Такие меры в "Евросети" привычны. "Это уже вторая акция в этом году — летом было уволено 8-10 человек, за то что они использовали служебный компьютер в рабочее время для просмотра порнографии, сайтов о Гарри Поттере, игр или скачивания фильмов", — поясняет Чичваркин. По его словам, служба безопасности и управление по работе с людьми такие мероприятия проводят регулярно. Он уверяет, что это не показательные увольнения, чтобы устрашить остальных, а целенаправленная политика. Каков размер материального ущерба, который нанесли сотрудники, по признанию Чичваркина, в компании не подсчитывали. "Главный ущерб нанесли слову "работа", — добавляет он. При этом, по его мнению, в компании много личностных свобод. "Например, продавцы-консультанты у нас могут ходить в юбках любой длины, хоть и вообще без юбки, иметь любой цвет волос, делать татуировки", — перечисляет Чичваркин. Кроме того, по его словам, их корпоративная культура не запрещает иметь нетрадиционную ориентацию. Он говорит, что, "если две девочки или два мальчика хотят работать на одной точке — пусть работают, лишь бы продажи шли хорошо".

Один из фигурантов черного списка, пожелавший остаться неназванным, говорит, что информационное письмо о лидерах по порно- и развлекательному трафику не только разослали всем сотрудникам по почте, но и вывесили на "доске позора" в офисе компании для всеобщего обозрения. По его словам, эта карательная мера возымела на него сильнейшее воздействие. "С тех пор я вообще отказался от пользования Интернетом, а если мне понадобится какая-то информация для работы, к примеру посмотреть изменения в законах, я лучше куплю книжку", — говорит работник.

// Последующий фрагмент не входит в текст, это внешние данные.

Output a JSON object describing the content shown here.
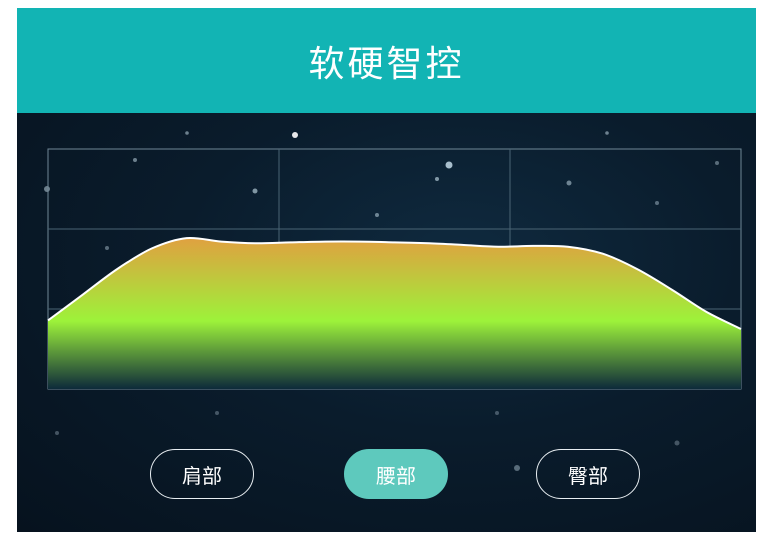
{
  "header": {
    "title": "软硬智控"
  },
  "chart_data": {
    "type": "area",
    "title": "",
    "xlabel": "",
    "ylabel": "",
    "grid": true,
    "x": [
      0,
      5,
      10,
      15,
      20,
      25,
      30,
      35,
      40,
      45,
      50,
      55,
      60,
      65,
      70,
      75,
      80,
      85,
      90,
      95,
      100
    ],
    "y": [
      40,
      55,
      70,
      82,
      88,
      86,
      85,
      85.5,
      86,
      86,
      85.5,
      85,
      84,
      83,
      83.5,
      83,
      79,
      70,
      58,
      45,
      35
    ],
    "xlim": [
      0,
      100
    ],
    "ylim": [
      0,
      140
    ],
    "colors": {
      "top": "#e0a040",
      "middle": "#9df23a",
      "bottom": "#0d2a3a",
      "outline": "#ffffff"
    }
  },
  "zones": {
    "active": "waist",
    "items": [
      {
        "id": "shoulder",
        "label": "肩部"
      },
      {
        "id": "waist",
        "label": "腰部"
      },
      {
        "id": "hip",
        "label": "臀部"
      }
    ]
  },
  "colors": {
    "header_bg": "#12b4b4",
    "active_button": "#5ec9bd"
  }
}
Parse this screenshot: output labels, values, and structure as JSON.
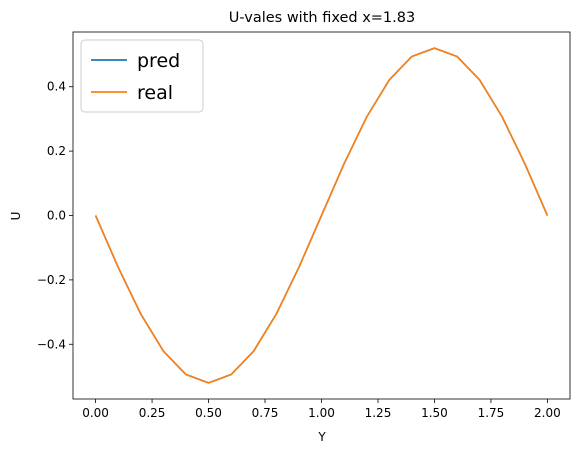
{
  "chart_data": {
    "type": "line",
    "title": "U-vales with fixed x=1.83",
    "xlabel": "Y",
    "ylabel": "U",
    "xlim": [
      -0.1,
      2.1
    ],
    "ylim": [
      -0.57,
      0.57
    ],
    "xticks": [
      0.0,
      0.25,
      0.5,
      0.75,
      1.0,
      1.25,
      1.5,
      1.75,
      2.0
    ],
    "xtick_labels": [
      "0.00",
      "0.25",
      "0.50",
      "0.75",
      "1.00",
      "1.25",
      "1.50",
      "1.75",
      "2.00"
    ],
    "yticks": [
      -0.4,
      -0.2,
      0.0,
      0.2,
      0.4
    ],
    "ytick_labels": [
      "−0.4",
      "−0.2",
      "0.0",
      "0.2",
      "0.4"
    ],
    "grid": false,
    "legend_position": "top-left",
    "series": [
      {
        "name": "pred",
        "color": "#1f77b4",
        "x": [
          0.0,
          0.1,
          0.2,
          0.3,
          0.4,
          0.5,
          0.6,
          0.7,
          0.8,
          0.9,
          1.0,
          1.1,
          1.2,
          1.3,
          1.4,
          1.5,
          1.6,
          1.7,
          1.8,
          1.9,
          2.0
        ],
        "y": [
          0.0,
          -0.161,
          -0.306,
          -0.421,
          -0.494,
          -0.52,
          -0.494,
          -0.421,
          -0.306,
          -0.161,
          0.0,
          0.161,
          0.306,
          0.421,
          0.494,
          0.52,
          0.494,
          0.421,
          0.306,
          0.161,
          0.0
        ]
      },
      {
        "name": "real",
        "color": "#ff7f0e",
        "x": [
          0.0,
          0.1,
          0.2,
          0.3,
          0.4,
          0.5,
          0.6,
          0.7,
          0.8,
          0.9,
          1.0,
          1.1,
          1.2,
          1.3,
          1.4,
          1.5,
          1.6,
          1.7,
          1.8,
          1.9,
          2.0
        ],
        "y": [
          0.0,
          -0.161,
          -0.306,
          -0.421,
          -0.494,
          -0.52,
          -0.494,
          -0.421,
          -0.306,
          -0.161,
          0.0,
          0.161,
          0.306,
          0.421,
          0.494,
          0.52,
          0.494,
          0.421,
          0.306,
          0.161,
          0.0
        ]
      }
    ]
  }
}
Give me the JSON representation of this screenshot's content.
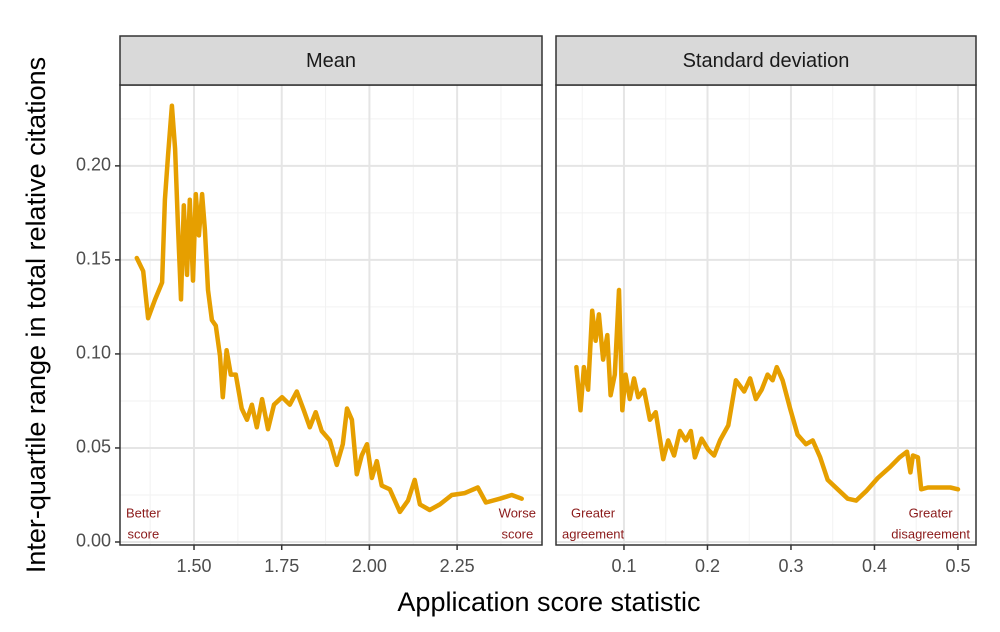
{
  "ylabel": "Inter-quartile range in total relative citations",
  "xlabel": "Application score statistic",
  "chart_data": [
    {
      "type": "line",
      "title": "Mean",
      "color": "#E69F00",
      "grid": true,
      "x": [
        1.337,
        1.355,
        1.369,
        1.389,
        1.409,
        1.417,
        1.426,
        1.437,
        1.446,
        1.454,
        1.463,
        1.471,
        1.48,
        1.488,
        1.497,
        1.505,
        1.514,
        1.523,
        1.531,
        1.54,
        1.551,
        1.562,
        1.574,
        1.582,
        1.593,
        1.605,
        1.619,
        1.636,
        1.651,
        1.665,
        1.679,
        1.694,
        1.711,
        1.728,
        1.751,
        1.773,
        1.793,
        1.813,
        1.83,
        1.847,
        1.864,
        1.887,
        1.907,
        1.924,
        1.936,
        1.95,
        1.964,
        1.978,
        1.993,
        2.007,
        2.021,
        2.035,
        2.058,
        2.087,
        2.11,
        2.129,
        2.144,
        2.172,
        2.201,
        2.235,
        2.272,
        2.309,
        2.332,
        2.372,
        2.406,
        2.434
      ],
      "values": [
        0.151,
        0.144,
        0.119,
        0.129,
        0.138,
        0.182,
        0.206,
        0.232,
        0.209,
        0.169,
        0.129,
        0.179,
        0.142,
        0.182,
        0.139,
        0.185,
        0.163,
        0.185,
        0.166,
        0.134,
        0.118,
        0.115,
        0.099,
        0.077,
        0.102,
        0.089,
        0.089,
        0.071,
        0.065,
        0.073,
        0.061,
        0.076,
        0.06,
        0.073,
        0.077,
        0.073,
        0.08,
        0.07,
        0.061,
        0.069,
        0.059,
        0.054,
        0.041,
        0.052,
        0.071,
        0.065,
        0.036,
        0.046,
        0.052,
        0.034,
        0.043,
        0.03,
        0.028,
        0.016,
        0.022,
        0.033,
        0.02,
        0.017,
        0.02,
        0.025,
        0.026,
        0.029,
        0.021,
        0.023,
        0.025,
        0.023
      ],
      "xlim": [
        1.289,
        2.492
      ],
      "xticks": [
        {
          "value": 1.5,
          "label": "1.50"
        },
        1.75,
        {
          "value": 2,
          "label": "2.00"
        },
        2.25
      ],
      "xminor_ticks": [
        1.375,
        1.625,
        1.875,
        2.125,
        2.375
      ],
      "ylim": [
        -0.0016,
        0.243
      ],
      "yticks": [
        {
          "value": 0,
          "label": "0.00"
        },
        {
          "value": 0.05,
          "label": "0.05"
        },
        {
          "value": 0.1,
          "label": "0.10"
        },
        {
          "value": 0.15,
          "label": "0.15"
        },
        {
          "value": 0.2,
          "label": "0.20"
        }
      ],
      "yminor_ticks": [
        0.025,
        0.075,
        0.125,
        0.175,
        0.225
      ],
      "annotations": [
        {
          "lines": [
            "Better",
            "score"
          ],
          "align": "left"
        },
        {
          "lines": [
            "Worse",
            "score"
          ],
          "align": "right"
        }
      ]
    },
    {
      "type": "line",
      "title": "Standard deviation",
      "color": "#E69F00",
      "grid": true,
      "x": [
        0.043,
        0.048,
        0.052,
        0.057,
        0.062,
        0.066,
        0.07,
        0.075,
        0.08,
        0.084,
        0.089,
        0.094,
        0.098,
        0.102,
        0.107,
        0.112,
        0.117,
        0.124,
        0.131,
        0.138,
        0.147,
        0.153,
        0.16,
        0.167,
        0.174,
        0.18,
        0.185,
        0.193,
        0.201,
        0.208,
        0.215,
        0.225,
        0.234,
        0.244,
        0.251,
        0.258,
        0.265,
        0.272,
        0.278,
        0.283,
        0.29,
        0.299,
        0.308,
        0.318,
        0.326,
        0.335,
        0.344,
        0.356,
        0.368,
        0.378,
        0.39,
        0.404,
        0.419,
        0.43,
        0.439,
        0.443,
        0.446,
        0.452,
        0.456,
        0.464,
        0.479,
        0.491,
        0.5
      ],
      "values": [
        0.093,
        0.07,
        0.093,
        0.081,
        0.123,
        0.107,
        0.121,
        0.097,
        0.11,
        0.078,
        0.089,
        0.134,
        0.07,
        0.089,
        0.076,
        0.087,
        0.077,
        0.081,
        0.065,
        0.069,
        0.044,
        0.054,
        0.046,
        0.059,
        0.054,
        0.059,
        0.045,
        0.055,
        0.049,
        0.046,
        0.054,
        0.062,
        0.086,
        0.08,
        0.087,
        0.076,
        0.081,
        0.089,
        0.086,
        0.093,
        0.086,
        0.071,
        0.057,
        0.052,
        0.054,
        0.045,
        0.033,
        0.028,
        0.023,
        0.022,
        0.027,
        0.034,
        0.04,
        0.045,
        0.048,
        0.037,
        0.046,
        0.045,
        0.028,
        0.029,
        0.029,
        0.029,
        0.028
      ],
      "xlim": [
        0.0186,
        0.5216
      ],
      "xticks": [
        0.1,
        0.2,
        0.3,
        0.4,
        0.5
      ],
      "xminor_ticks": [
        0.05,
        0.15,
        0.25,
        0.35,
        0.45
      ],
      "annotations": [
        {
          "lines": [
            "Greater",
            "agreement"
          ],
          "align": "left"
        },
        {
          "lines": [
            "Greater",
            "disagreement"
          ],
          "align": "right"
        }
      ]
    }
  ]
}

Эта история выходит за рамки трудового законодательства, считают эксперты. "Здесь может выявиться факт клеветы", — говорит Александр Сарнов, начальник отделения правового обеспечения филиала Фонда социального страхования РФ. По его словам, если работник сможет доказать, что это не он посещал сайты сомнительного содержания, а, к примеру, его паролем кто-то воспользовался или загрузка порносайта произошла по вине вируса, он вправе подать иск о возмещении морального вреда. "Если суд примет сторону сотрудника, тот, кто вывесил информацию на "доске позора", должен будет не только выплатить компенсацию за моральный вред, но и на той же доске вывесить опровержение", — поясняет Сарнов. По его мнению, оно должно выглядеть примерно так: компания приносит свои извинения за обвинение сотрудника в посещении порносайтов. "Кроме того, может быть признан факт незаконного увольнения и человек будет восстановлен на работе", — добавляет Сарнов. Он говорит, что однозначный вывод могут сделать лишь те люди, которые рассматривают компанию "Евросеть" в качестве потенциального места работы.

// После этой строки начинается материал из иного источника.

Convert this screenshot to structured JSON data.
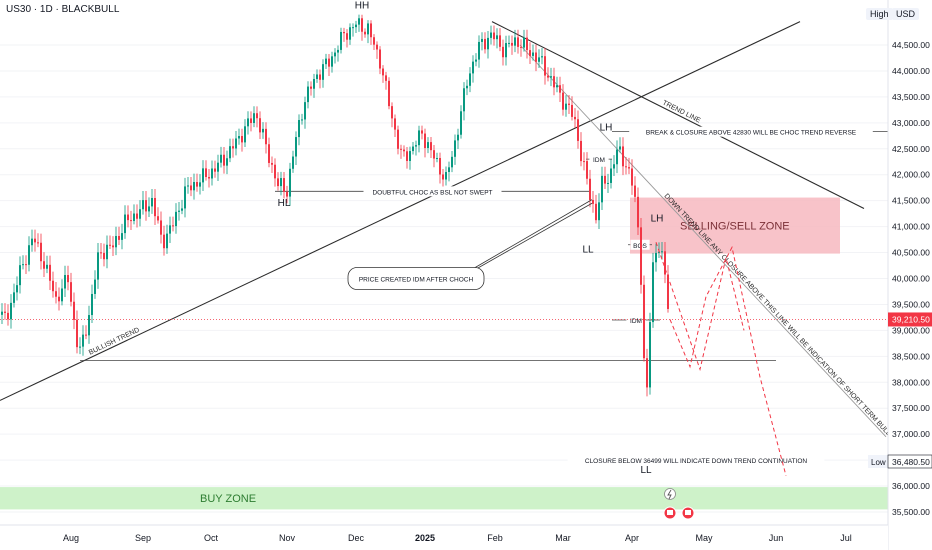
{
  "header": {
    "title": "US30 · 1D · BLACKBULL",
    "high_label": "High",
    "currency": "USD"
  },
  "chart_data": {
    "type": "candlestick",
    "symbol": "US30",
    "timeframe": "1D",
    "broker": "BLACKBULL",
    "ylim": [
      35400,
      45200
    ],
    "y_ticks": [
      35500,
      36000,
      36500,
      37000,
      37500,
      38000,
      38500,
      39000,
      39500,
      40000,
      40500,
      41000,
      41500,
      42000,
      42500,
      43000,
      43500,
      44000,
      44500
    ],
    "y_tick_labels": [
      "35,500.00",
      "36,000.00",
      "36,500.00",
      "37,000.00",
      "37,500.00",
      "38,000.00",
      "38,500.00",
      "39,000.00",
      "39,500.00",
      "40,000.00",
      "40,500.00",
      "41,000.00",
      "41,500.00",
      "42,000.00",
      "42,500.00",
      "43,000.00",
      "43,500.00",
      "44,000.00",
      "44,500.00"
    ],
    "x_months": [
      "Aug",
      "Sep",
      "Oct",
      "Nov",
      "Dec",
      "2025",
      "Feb",
      "Mar",
      "Apr",
      "May",
      "Jun",
      "Jul"
    ],
    "current_price": 39210.5,
    "current_price_label": "39,210.50",
    "low_label": "Low",
    "low_value_label": "36,480.50",
    "price_path": [
      [
        0,
        39300
      ],
      [
        6,
        39200
      ],
      [
        18,
        40000
      ],
      [
        33,
        40800
      ],
      [
        44,
        40300
      ],
      [
        56,
        39600
      ],
      [
        68,
        40000
      ],
      [
        79,
        38500
      ],
      [
        89,
        39300
      ],
      [
        99,
        40500
      ],
      [
        112,
        40600
      ],
      [
        126,
        41100
      ],
      [
        140,
        41300
      ],
      [
        152,
        41500
      ],
      [
        162,
        40700
      ],
      [
        172,
        41000
      ],
      [
        186,
        41700
      ],
      [
        200,
        41900
      ],
      [
        214,
        42100
      ],
      [
        228,
        42400
      ],
      [
        242,
        42800
      ],
      [
        256,
        43200
      ],
      [
        268,
        42400
      ],
      [
        278,
        41800
      ],
      [
        287,
        41700
      ],
      [
        295,
        42600
      ],
      [
        304,
        43400
      ],
      [
        316,
        43900
      ],
      [
        330,
        44200
      ],
      [
        344,
        44700
      ],
      [
        356,
        44900
      ],
      [
        368,
        44800
      ],
      [
        380,
        44200
      ],
      [
        392,
        43100
      ],
      [
        402,
        42300
      ],
      [
        412,
        42500
      ],
      [
        422,
        42800
      ],
      [
        432,
        42400
      ],
      [
        446,
        41900
      ],
      [
        456,
        42700
      ],
      [
        468,
        43900
      ],
      [
        480,
        44500
      ],
      [
        492,
        44700
      ],
      [
        504,
        44400
      ],
      [
        516,
        44600
      ],
      [
        528,
        44400
      ],
      [
        540,
        44200
      ],
      [
        552,
        43800
      ],
      [
        564,
        43400
      ],
      [
        574,
        43100
      ],
      [
        582,
        42300
      ],
      [
        590,
        41600
      ],
      [
        596,
        41200
      ],
      [
        602,
        41800
      ],
      [
        610,
        42000
      ],
      [
        618,
        42500
      ],
      [
        626,
        42200
      ],
      [
        634,
        41700
      ],
      [
        640,
        40600
      ],
      [
        646,
        37300
      ],
      [
        652,
        40200
      ],
      [
        658,
        40700
      ],
      [
        664,
        40200
      ],
      [
        670,
        39210
      ]
    ],
    "levels": [
      {
        "label": "DOUBTFUL CHOC AS BSL NOT SWEPT",
        "price": 41680,
        "x0": 275,
        "x1": 590
      },
      {
        "label": "BREAK & CLOSURE ABOVE 42830 WILL BE CHOC TREND REVERSE",
        "price": 42830,
        "x0": 612,
        "x1": 890
      },
      {
        "label": "BOS",
        "price": 40650,
        "x0": 628,
        "x1": 652
      },
      {
        "label": "IDM",
        "price": 42300,
        "x0": 586,
        "x1": 612
      },
      {
        "label": "IDM",
        "price": 39200,
        "x0": 612,
        "x1": 660
      },
      {
        "label": "",
        "price": 38420,
        "x0": 80,
        "x1": 776
      },
      {
        "label": "CLOSURE BELOW 36499 WILL INDICATE DOWN TREND CONTINUATION",
        "price": 36499,
        "x0": 620,
        "x1": 772
      }
    ],
    "trendlines": [
      {
        "label": "BULLISH TREND",
        "x0": 0,
        "p0": 37650,
        "x1": 800,
        "p1": 44950
      },
      {
        "label": "TREND LINE",
        "x0": 492,
        "p0": 44950,
        "x1": 864,
        "p1": 41350
      },
      {
        "label": "DOWN TREND LINE ANY CLOSURE ABOVE THIS LINE WILL BE INDICATION OF SHORT TERM BULLISH MOVE",
        "x0": 520,
        "p0": 44500,
        "x1": 886,
        "p1": 36950
      }
    ],
    "swing_labels": [
      {
        "text": "HH",
        "x": 362,
        "price": 45200
      },
      {
        "text": "HL",
        "x": 284,
        "price": 41400
      },
      {
        "text": "LH",
        "x": 606,
        "price": 42850
      },
      {
        "text": "LL",
        "x": 588,
        "price": 40500
      },
      {
        "text": "LH",
        "x": 657,
        "price": 41100
      },
      {
        "text": "LL",
        "x": 646,
        "price": 36250
      }
    ],
    "zones": [
      {
        "label": "SELLING/SELL ZONE",
        "x0": 630,
        "x1": 840,
        "p_top": 41560,
        "p_bot": 40480,
        "color": "#f7b9c0"
      },
      {
        "label": "BUY ZONE",
        "x0": 0,
        "x1": 888,
        "p_top": 35980,
        "p_bot": 35550,
        "color": "#c6f0c0"
      }
    ],
    "callout": {
      "text": "PRICE CREATED IDM AFTER CHOCH",
      "x": 352,
      "price": 40000
    },
    "projections": [
      [
        [
          670,
          39210
        ],
        [
          690,
          38300
        ],
        [
          706,
          39650
        ],
        [
          732,
          40600
        ],
        [
          760,
          38100
        ],
        [
          786,
          36200
        ]
      ],
      [
        [
          656,
          40700
        ],
        [
          700,
          38250
        ],
        [
          726,
          40400
        ],
        [
          744,
          39000
        ]
      ]
    ]
  }
}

Привлечь компанию к ответственности за ущерб репутации тоже вряд ли возможно: письмо не содержит никаких выводов о личностных качествах посетителей развлекательных ресурсов, а только констатирует, какой пользователь заходил на какие сайты. На всеобщее обозрение список компания также не выставляла. "Если сотрудники были предупреждены о возможном мониторинге их интернет-активности и посещали не связанные с их профессиональной деятельностью сайты в служебное время с рабочих компьютеров, то говорить о том, что была нарушена тайна частной жизни, сложно", — полагает Вадим Усков, владелец юридической фирмы "Усков и партнеры".

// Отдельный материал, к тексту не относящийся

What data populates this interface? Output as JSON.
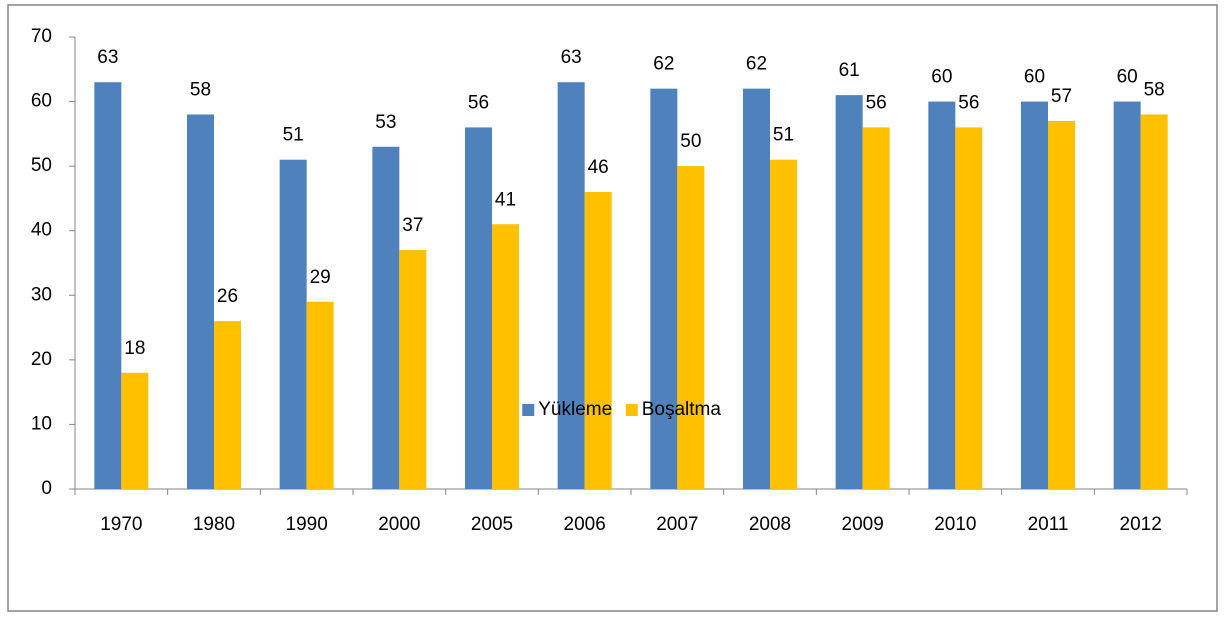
{
  "chart_data": {
    "type": "bar",
    "categories": [
      "1970",
      "1980",
      "1990",
      "2000",
      "2005",
      "2006",
      "2007",
      "2008",
      "2009",
      "2010",
      "2011",
      "2012"
    ],
    "series": [
      {
        "name": "Yükleme",
        "color": "#4f81bd",
        "values": [
          63,
          58,
          51,
          53,
          56,
          63,
          62,
          62,
          61,
          60,
          60,
          60
        ]
      },
      {
        "name": "Boşaltma",
        "color": "#ffc000",
        "values": [
          18,
          26,
          29,
          37,
          41,
          46,
          50,
          51,
          56,
          56,
          57,
          58
        ]
      }
    ],
    "ylim": [
      0,
      70
    ],
    "yticks": [
      0,
      10,
      20,
      30,
      40,
      50,
      60,
      70
    ],
    "grid": false,
    "legend": "bottom"
  }
}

Такие меры воздействия, по его словам, в последнее время стали пользоваться все большей популярностью среди работодателей. В качестве примера Усков приводит компанию своего знакомого, который обнародовал в офисе содержание переписки по интернет-пейджеру ICQ двух сотрудников-мужчин о внешности их коллеги-женщины с целью ограничить использование компьютера для решения неслужебных вопросов. "Все претензии сотрудников были сняты после того, как им предъявили подписанное ими при приеме на работу уведомление о запрете такого рода активности", — говорит Усков.

securitylab.ru

----------

Надоело быть жертвой? Стань профи по информационной безопасности, получай самую свежую информацию об угрозах и средствах защиты от ведущего российского аналитического центра Anti-Malware.ru:

----------


## Jolly Rojer

Забавная статья  :Smiley:  А вот и те кого застукали в евросети за развлеченьями :Smiley: 
http://cmotpu.livejournal.com/32382.html

----------


## Geser

Это всё полная фигня. Не работать можно и без интернета.

----------


## Dime3us

> Это всё полная фигня. Не работать можно и без интернета.


Полностью согласен.Всегда есть тысяча способов что угодно делать,лишь бы ничего не делать  :Wink:

----------


## ALEX(XX)

Скучно целый день фигнёй страдать. Работать надо.

----------


## Jolly Rojer

Я думаю что все высказавшиеся на эту тему правы! А данный факт это всего лишь прицендент для всеобщего обозрения чтоб народ сильно не расслаблялся и не тратил трафик за который кстати платятся деньги! А на порнухе и музыке, он просто горит........!Потом бегают и спрашивают а что у меня трафик то кончился так быстро всего то наодном сайте был несколько страничек посмотрел....тоже происходит и на сайтах знакомств системы mambo. я всего то посмотрел несколько фоток и оляля....... у меня инет кончился а мне почту важную получать.......!
Так что господа правы все,но есть одна старая пословица "Делу время а потехе час!"

----------


## anton_dr

> тоже происходит и на сайтах знакомств системы mambo. я всего то посмотрел несколько фоток и оляля....... у меня инет кончился а мне почту важную получать.......!


Дело не в системе мамбо, а в сайтах знакомств - они ж обычно графикой перегружены.

----------


## Jolly Rojer

> Дело не в системе мамбо, а в сайтах знакомств - они ж обычно графикой перегружены.


Согласен с вами на все 100 просто проект системы Мамба это единая база данных с различными точками входа, можно войти в нее с различных серверов.Rambler,Mail и многих других серверов их около 20.А смысл один и тотже!

----------


## pig

Если я правильно помню, мамба - зело ядовитая африканская змея. Укус смертелен. Насчёт сыворотки не в курсе.

----------